Pode ser que tenhamos que parar, olhar para dentro, pedir licença para a nossa mente barulhenta e ouvir a voz do coração. Pode ser que acessar nossos sonhos mais amados de infância, lembrar daquela paixão que nos movia a acreditar que a vida era pura diversão, porque tínhamos o nosso jeito natural e espontâneo de nos divertir. Talvez tenhamos que olhar através da janela da nossa alma e nos permitirmos desenhar a vida que o criador sonhou para nós.
É um processo dolorido? Quais os passos nessa jornada? Ela geralmente acontece na meia-idade?
Encontrar o propósito nem sempre é um processo dolorido ou requer uma mudança radical. O primeiro passo acredito que seja sentir a voz do coração e o despertar do querer. Outro passo importante é buscar o autoconhecimento, muitas vezes contando com profissionais que poderão auxiliar nesta jornada que por si só determinará os passos seguintes.

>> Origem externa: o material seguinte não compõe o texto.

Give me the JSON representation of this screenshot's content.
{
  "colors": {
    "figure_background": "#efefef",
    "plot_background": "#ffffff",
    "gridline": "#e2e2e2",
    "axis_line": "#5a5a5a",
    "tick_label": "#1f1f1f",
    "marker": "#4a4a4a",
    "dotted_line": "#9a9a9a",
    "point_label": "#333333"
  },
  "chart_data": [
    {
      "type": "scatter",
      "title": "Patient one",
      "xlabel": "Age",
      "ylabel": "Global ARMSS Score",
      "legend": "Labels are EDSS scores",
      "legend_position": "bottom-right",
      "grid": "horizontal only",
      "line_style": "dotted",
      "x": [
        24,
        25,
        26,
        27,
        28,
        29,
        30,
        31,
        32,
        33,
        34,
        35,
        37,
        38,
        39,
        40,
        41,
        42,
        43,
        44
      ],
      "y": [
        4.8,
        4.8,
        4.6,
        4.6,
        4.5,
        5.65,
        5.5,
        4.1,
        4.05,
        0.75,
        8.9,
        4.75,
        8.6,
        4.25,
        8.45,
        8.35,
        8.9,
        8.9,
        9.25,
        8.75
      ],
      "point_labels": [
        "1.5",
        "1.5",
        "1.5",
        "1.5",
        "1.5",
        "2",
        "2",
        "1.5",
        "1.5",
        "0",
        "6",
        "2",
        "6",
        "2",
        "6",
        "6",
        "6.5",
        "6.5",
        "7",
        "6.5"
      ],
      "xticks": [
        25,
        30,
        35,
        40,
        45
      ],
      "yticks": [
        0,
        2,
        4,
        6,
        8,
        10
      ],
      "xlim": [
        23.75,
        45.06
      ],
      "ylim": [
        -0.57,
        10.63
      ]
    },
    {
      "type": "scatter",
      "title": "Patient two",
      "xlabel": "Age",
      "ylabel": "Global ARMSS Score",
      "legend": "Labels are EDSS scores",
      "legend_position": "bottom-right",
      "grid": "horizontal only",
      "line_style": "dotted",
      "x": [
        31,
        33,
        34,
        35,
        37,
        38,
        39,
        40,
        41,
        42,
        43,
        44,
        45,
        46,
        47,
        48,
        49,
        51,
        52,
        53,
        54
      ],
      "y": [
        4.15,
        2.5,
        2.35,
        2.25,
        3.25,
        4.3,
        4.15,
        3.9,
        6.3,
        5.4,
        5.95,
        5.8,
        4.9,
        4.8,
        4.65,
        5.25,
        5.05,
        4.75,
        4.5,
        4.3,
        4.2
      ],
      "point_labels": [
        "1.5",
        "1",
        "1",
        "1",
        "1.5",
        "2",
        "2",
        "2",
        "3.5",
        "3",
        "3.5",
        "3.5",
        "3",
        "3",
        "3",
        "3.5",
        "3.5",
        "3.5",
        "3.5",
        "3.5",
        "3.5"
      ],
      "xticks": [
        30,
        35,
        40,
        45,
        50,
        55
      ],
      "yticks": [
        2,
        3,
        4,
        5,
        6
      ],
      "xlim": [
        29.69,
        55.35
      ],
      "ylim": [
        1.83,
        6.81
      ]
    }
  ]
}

Não há idade, ele acontece a partir do momento em que se sente a voz da alma falando mais alto.
Uma pessoa que encontra um sentido para o que faz vai viver mais e melhor?
Com certeza! O livro é um registro de como isso aconteceu na trajetória de Shanti. Todos nascemos para um propósito e, ao realinhar-se a ele encontramos sentido no que fazemos gerando assim maior sensação de prazer e bem-estar. Ao encontrar um sentindo para a vida, ela mudou radicalmente seu foco de direção, trabalhando o perdão, quebrando paradigmas e refutando verdades que ouviu de outros e até de si mesma; estabeleceu seus valores de forma mais congruente, alinhando-se com a sua verdadeira jornada.